The World Health Organization said Monday it had "temporarily" suspended clinical trials of hydroxychloriquine as a potential treatment for COVID-19 being carried out across a range of countries as a precautionary measure.
The decision came after the publication last week of a study in the Lancet indicating that using the drug on COVID-19 patients could increase their likelihood of dying, WHO chief Tedros Adhanom Ghebreyesus told a virtual press conference.
Tedros said that the executive group of the so-called Solidarity Trial, in which hundreds of hospitals across several countries have enrolled patients to test several possible treatments for the novel coronavirus, had as a precaution suspended trials using that drug.
"The Executive Group has implemented a temporary pause of the hydroxychloroquine arm within the Solidarity Trial while the safety data is reviewed by the Data Safety Monitoring Board," Tedros said.
"The other arms of the trial are continuing," he stressed.
Hydroxychloroquine is normally used to treat arthritis but pronouncement from public figures including US President Donald Trump -- who announced last week he is taking the drug -- has prompted governments to bulk buy the medicine.

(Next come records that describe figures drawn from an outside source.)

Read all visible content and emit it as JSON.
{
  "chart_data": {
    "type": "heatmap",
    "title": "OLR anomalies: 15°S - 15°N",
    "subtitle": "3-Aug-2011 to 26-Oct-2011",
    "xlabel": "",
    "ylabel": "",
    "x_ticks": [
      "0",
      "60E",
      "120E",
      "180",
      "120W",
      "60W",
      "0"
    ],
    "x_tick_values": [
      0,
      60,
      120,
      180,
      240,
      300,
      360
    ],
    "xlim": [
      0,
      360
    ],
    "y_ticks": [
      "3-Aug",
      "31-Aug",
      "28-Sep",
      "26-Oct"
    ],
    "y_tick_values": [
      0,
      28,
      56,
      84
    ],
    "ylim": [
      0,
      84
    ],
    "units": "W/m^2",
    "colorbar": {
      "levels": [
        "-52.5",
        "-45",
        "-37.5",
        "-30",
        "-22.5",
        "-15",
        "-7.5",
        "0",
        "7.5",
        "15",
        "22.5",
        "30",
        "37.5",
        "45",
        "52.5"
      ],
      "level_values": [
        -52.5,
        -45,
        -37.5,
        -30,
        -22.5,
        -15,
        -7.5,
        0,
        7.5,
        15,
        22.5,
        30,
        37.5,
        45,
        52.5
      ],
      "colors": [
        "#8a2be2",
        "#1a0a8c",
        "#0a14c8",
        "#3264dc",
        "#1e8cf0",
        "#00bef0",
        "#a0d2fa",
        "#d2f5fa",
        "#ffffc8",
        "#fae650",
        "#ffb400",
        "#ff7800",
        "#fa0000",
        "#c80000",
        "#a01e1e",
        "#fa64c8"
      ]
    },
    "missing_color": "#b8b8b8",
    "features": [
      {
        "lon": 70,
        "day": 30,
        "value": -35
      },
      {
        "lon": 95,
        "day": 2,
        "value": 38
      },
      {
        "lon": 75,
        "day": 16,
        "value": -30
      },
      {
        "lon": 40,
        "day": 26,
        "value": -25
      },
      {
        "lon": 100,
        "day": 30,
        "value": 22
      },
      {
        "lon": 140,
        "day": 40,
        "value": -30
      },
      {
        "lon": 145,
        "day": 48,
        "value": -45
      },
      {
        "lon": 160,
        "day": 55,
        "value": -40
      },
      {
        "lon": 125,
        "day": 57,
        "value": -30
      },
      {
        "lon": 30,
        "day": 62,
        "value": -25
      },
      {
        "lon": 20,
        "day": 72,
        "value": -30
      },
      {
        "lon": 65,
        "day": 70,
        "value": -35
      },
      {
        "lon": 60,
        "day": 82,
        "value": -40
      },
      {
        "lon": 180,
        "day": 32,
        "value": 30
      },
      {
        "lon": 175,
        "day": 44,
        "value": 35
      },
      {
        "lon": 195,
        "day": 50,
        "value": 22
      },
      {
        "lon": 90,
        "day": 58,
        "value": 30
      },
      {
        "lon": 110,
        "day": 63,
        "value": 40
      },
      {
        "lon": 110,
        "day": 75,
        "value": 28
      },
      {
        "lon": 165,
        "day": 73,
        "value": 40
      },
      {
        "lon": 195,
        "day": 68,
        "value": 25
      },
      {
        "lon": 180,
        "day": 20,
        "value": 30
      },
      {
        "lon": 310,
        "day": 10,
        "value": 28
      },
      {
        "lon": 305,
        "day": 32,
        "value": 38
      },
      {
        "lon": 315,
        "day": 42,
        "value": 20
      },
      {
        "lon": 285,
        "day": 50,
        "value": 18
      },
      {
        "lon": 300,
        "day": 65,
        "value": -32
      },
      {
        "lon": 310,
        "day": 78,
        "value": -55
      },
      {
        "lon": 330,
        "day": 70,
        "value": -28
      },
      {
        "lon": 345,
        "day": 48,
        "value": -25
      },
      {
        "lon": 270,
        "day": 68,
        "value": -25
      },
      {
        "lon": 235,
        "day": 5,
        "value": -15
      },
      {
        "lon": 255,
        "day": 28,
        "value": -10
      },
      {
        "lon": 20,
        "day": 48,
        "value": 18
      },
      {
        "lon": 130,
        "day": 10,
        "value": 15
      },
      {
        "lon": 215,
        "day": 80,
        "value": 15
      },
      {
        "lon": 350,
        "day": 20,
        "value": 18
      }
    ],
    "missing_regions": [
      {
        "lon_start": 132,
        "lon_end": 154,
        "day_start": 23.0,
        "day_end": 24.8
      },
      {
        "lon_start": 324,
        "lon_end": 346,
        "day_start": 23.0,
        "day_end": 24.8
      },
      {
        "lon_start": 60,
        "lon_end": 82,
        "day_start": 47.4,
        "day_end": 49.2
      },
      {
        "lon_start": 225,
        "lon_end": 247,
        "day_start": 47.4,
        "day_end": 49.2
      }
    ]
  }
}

Brazil's health minister also recommended last week using hydroxychloroquine, as well as the anti-malarial chloroquine, to treat even mild COVID-19 cases.
The Lancet study found that both drugs can produce potentially serious side effects, particularly heart arrhythmia.
And neither drug benefitted patients hospitalised with COVID-19, according to a Lancet study, which looked at the records of 96,000 patients across hundreds of hospitals.
Tedros stressed Monday that the two drugs "are accepted as generally safe for use in patients with autoimmune diseases or malaria."
WHO chief scientist Soumya Swaminathan meanwhile told Monday's briefing that the WHO-backed Solidarity Trial had been looking only at the effects of hydroxychloroquine and not chloroquine.
The decision on suspending enrolment for trials using hydroxychloroquine was "a temporary measure", she said.
"We're just acting by precaution," WHO emergencies chief Michael Ryan agreed.